And yet something was off. The professional — an experienced AI user,
someone who had learned to prompt well and verify often — sensed it. Not
a factual error: the character's name was right, the plot point was
correctly described. Something more like a seam showing at the join
between two ideas. The second paragraph's central claim did not quite
follow from the first. The "therefore" was load-bearing, and the load
was not there. The conclusion arrived too cleanly, tying together
threads that had not actually been braided.
The professional read it again. The unease persisted. But there was no
procedure for narrowing it — no experiment to run, no citation to check,
no counter-source to consult. The discomfort was real; the instrument
for locating its source was missing. After a pause, the answer was
accepted, forwarded, cited in a report that would reach other people.

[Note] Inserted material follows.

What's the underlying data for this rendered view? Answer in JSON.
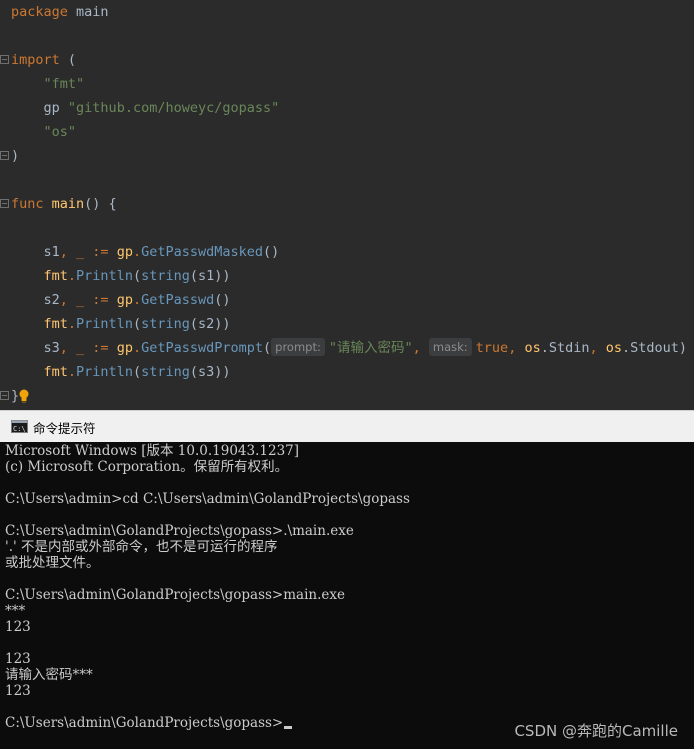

The problem was not the AI's confidence. The problem was the evaluator's
silence.
There is a gap between receiving an AI output and evaluating it —
and that gap is not closed by knowing more about how AI works.

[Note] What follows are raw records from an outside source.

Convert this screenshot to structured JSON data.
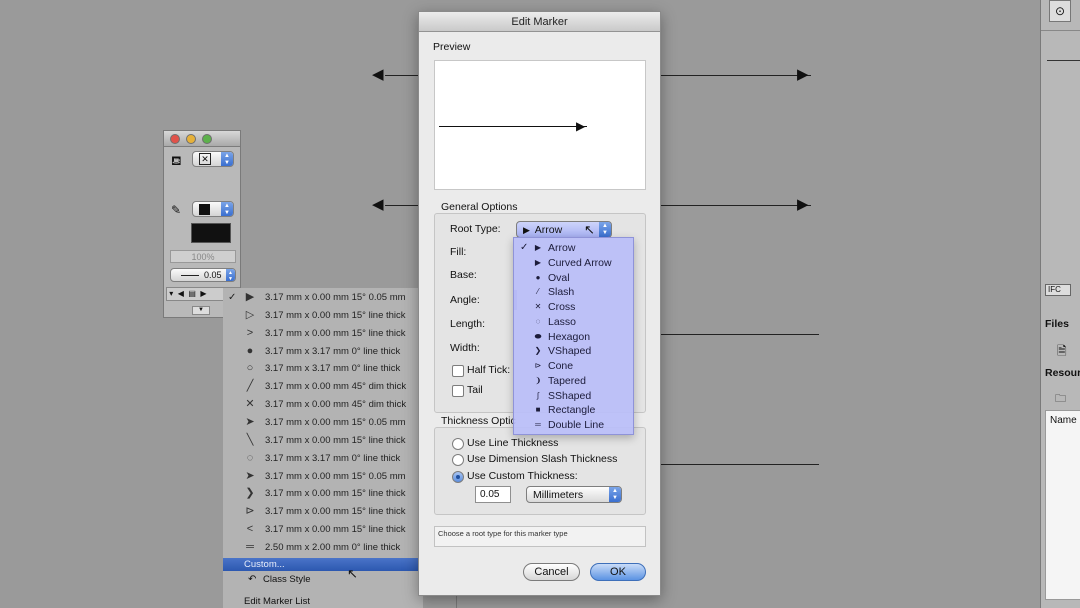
{
  "dialog": {
    "title": "Edit Marker",
    "preview_label": "Preview",
    "general_options_label": "General Options",
    "root_type_label": "Root Type:",
    "root_type_value": "Arrow",
    "fill_label": "Fill:",
    "base_label": "Base:",
    "angle_label": "Angle:",
    "length_label": "Length:",
    "width_label": "Width:",
    "half_tick_label": "Half Tick:",
    "tail_label": "Tail",
    "thickness_options_label": "Thickness Optic",
    "thickness_radios": [
      {
        "label": "Use Line Thickness",
        "selected": false
      },
      {
        "label": "Use Dimension Slash Thickness",
        "selected": false
      },
      {
        "label": "Use Custom Thickness:",
        "selected": true
      }
    ],
    "custom_thickness_value": "0.05",
    "units_value": "Millimeters",
    "help_text": "Choose a root type for this marker type",
    "cancel_label": "Cancel",
    "ok_label": "OK"
  },
  "root_type_menu": {
    "items": [
      {
        "label": "Arrow",
        "icon": "▶",
        "checked": true
      },
      {
        "label": "Curved Arrow",
        "icon": "▶",
        "checked": false
      },
      {
        "label": "Oval",
        "icon": "●",
        "checked": false
      },
      {
        "label": "Slash",
        "icon": "⁄",
        "checked": false
      },
      {
        "label": "Cross",
        "icon": "✕",
        "checked": false
      },
      {
        "label": "Lasso",
        "icon": "◌",
        "checked": false
      },
      {
        "label": "Hexagon",
        "icon": "⬬",
        "checked": false
      },
      {
        "label": "VShaped",
        "icon": "❯",
        "checked": false
      },
      {
        "label": "Cone",
        "icon": "⊳",
        "checked": false
      },
      {
        "label": "Tapered",
        "icon": "❩",
        "checked": false
      },
      {
        "label": "SShaped",
        "icon": "∫",
        "checked": false
      },
      {
        "label": "Rectangle",
        "icon": "■",
        "checked": false
      },
      {
        "label": "Double Line",
        "icon": "═",
        "checked": false
      }
    ]
  },
  "marker_list": {
    "items": [
      {
        "icon": "▶",
        "text": "3.17 mm x 0.00 mm 15°  0.05 mm",
        "checked": true
      },
      {
        "icon": "▷",
        "text": "3.17 mm x 0.00 mm 15°  line thick",
        "checked": false
      },
      {
        "icon": ">",
        "text": "3.17 mm x 0.00 mm 15°  line thick",
        "checked": false
      },
      {
        "icon": "●",
        "text": "3.17 mm x 3.17 mm   0°  line thick",
        "checked": false
      },
      {
        "icon": "○",
        "text": "3.17 mm x 3.17 mm   0°  line thick",
        "checked": false
      },
      {
        "icon": "╱",
        "text": "3.17 mm x 0.00 mm 45°  dim thick",
        "checked": false
      },
      {
        "icon": "✕",
        "text": "3.17 mm x 0.00 mm 45°  dim thick",
        "checked": false
      },
      {
        "icon": "➤",
        "text": "3.17 mm x 0.00 mm 15°  0.05 mm",
        "checked": false
      },
      {
        "icon": "╲",
        "text": "3.17 mm x 0.00 mm 15°  line thick",
        "checked": false
      },
      {
        "icon": "◌",
        "text": "3.17 mm x 3.17 mm   0°  line thick",
        "checked": false
      },
      {
        "icon": "➤",
        "text": "3.17 mm x 0.00 mm 15°  0.05 mm",
        "checked": false
      },
      {
        "icon": "❯",
        "text": "3.17 mm x 0.00 mm 15°  line thick",
        "checked": false
      },
      {
        "icon": "⊳",
        "text": "3.17 mm x 0.00 mm 15°  line thick",
        "checked": false
      },
      {
        "icon": "<",
        "text": "3.17 mm x 0.00 mm 15°  line thick",
        "checked": false
      },
      {
        "icon": "═",
        "text": "2.50 mm x 2.00 mm   0°  line thick",
        "checked": false
      }
    ],
    "custom_label": "Custom...",
    "class_style_label": "Class Style",
    "edit_marker_list_label": "Edit Marker List"
  },
  "palette": {
    "opacity_value": "100%",
    "line_thickness_value": "0.05"
  },
  "right_panel": {
    "ifc_label": "IFC",
    "files_label": "Files",
    "resources_label": "Resour",
    "name_label": "Name"
  },
  "colors": {
    "menu_highlight": "#baBEF8",
    "selection_blue": "#2c58b0",
    "default_button": "#5b93e3"
  }
}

If the case for AI literacy as technical skill rested on intuition, this
article would be easier to write. It does not.
Kestin and colleagues at Harvard ran a randomized controlled trial in
which 194 undergraduate physics students were assigned either to a
custom AI tutor or to active-learning
instruction.1 The AI
tutoring group showed learning gains 0.63 to 1.3 standard deviations
larger than the active-learning control — in two sessions. Students
reported higher engagement and higher motivation. The study was
peer-reviewed, published in Scientific Reports, and designed to
prevent hallucination by using pre-written expert answers vetted for
accuracy. These are not conditions that inflate results; they are
conditions that test a real claim under reasonably rigorous controls.

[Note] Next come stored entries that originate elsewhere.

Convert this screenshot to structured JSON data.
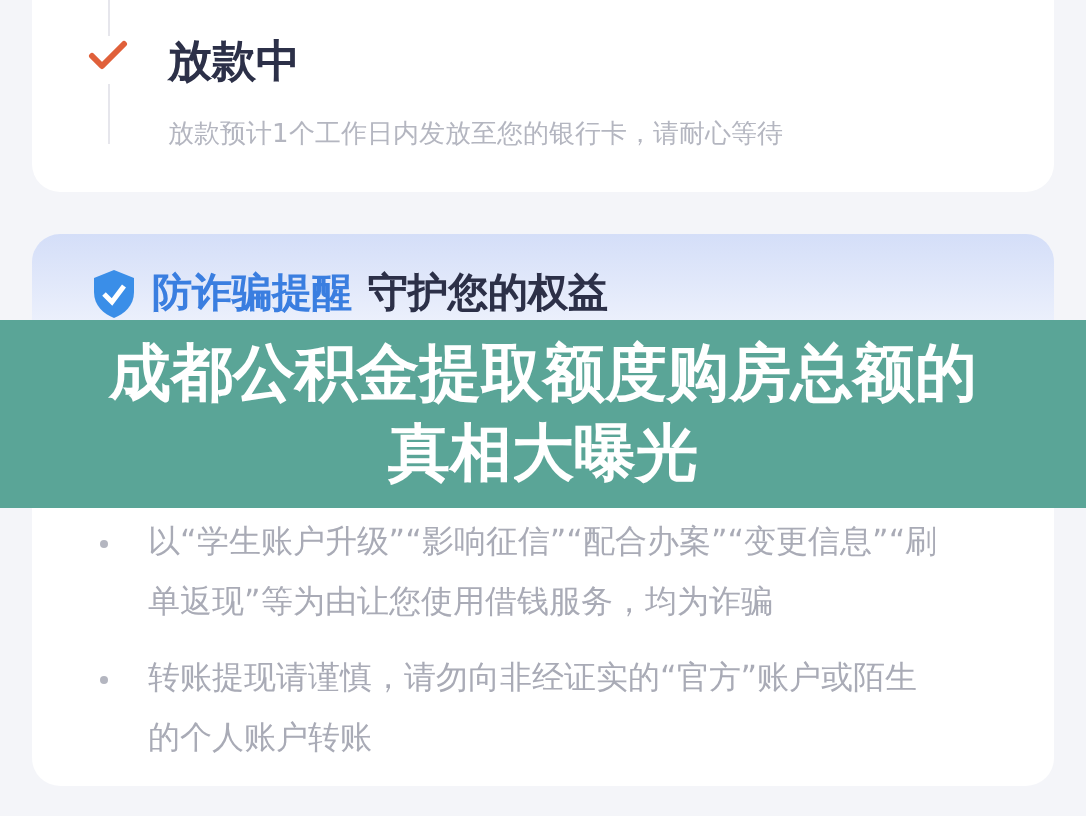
{
  "step": {
    "title": "放款中",
    "description": "放款预计1个工作日内发放至您的银行卡，请耐心等待",
    "done": true
  },
  "notice": {
    "title_highlight": "防诈骗提醒",
    "title_rest": "守护您的权益",
    "items": [
      "以“学生账户升级”“影响征信”“配合办案”“变更信息”“刷单返现”等为由让您使用借钱服务，均为诈骗",
      "转账提现请谨慎，请勿向非经证实的“官方”账户或陌生的个人账户转账"
    ]
  },
  "banner": {
    "title": "成都公积金提取额度购房总额的真相大曝光"
  }
}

The Kestin study is the best experiment in the field. An argument
against AI tutoring that passes over this evidence has not done its
work. The honest engagement begins with granting what it shows: AI
tutoring, properly designed, efficiently delivers content knowledge in
structured domains. The effect sizes are not marginal. The design is
credible.1
The institutional consensus behind this evidence is substantial. The
World Economic Forum's 2025 AI Literacy Framework identifies core
competencies as algorithmic thinking, prompt engineering, understanding
AI bias, data literacy, and critical thinking about AI
outputs.2 Purdue
University enacted an AI Working Competency graduation requirement in
December 2025, the first major research university to do
so.2 These
frameworks reflect genuine policy deliberation, not panic. They
represent the considered position of institutions that have spent
decades thinking about what students need to know.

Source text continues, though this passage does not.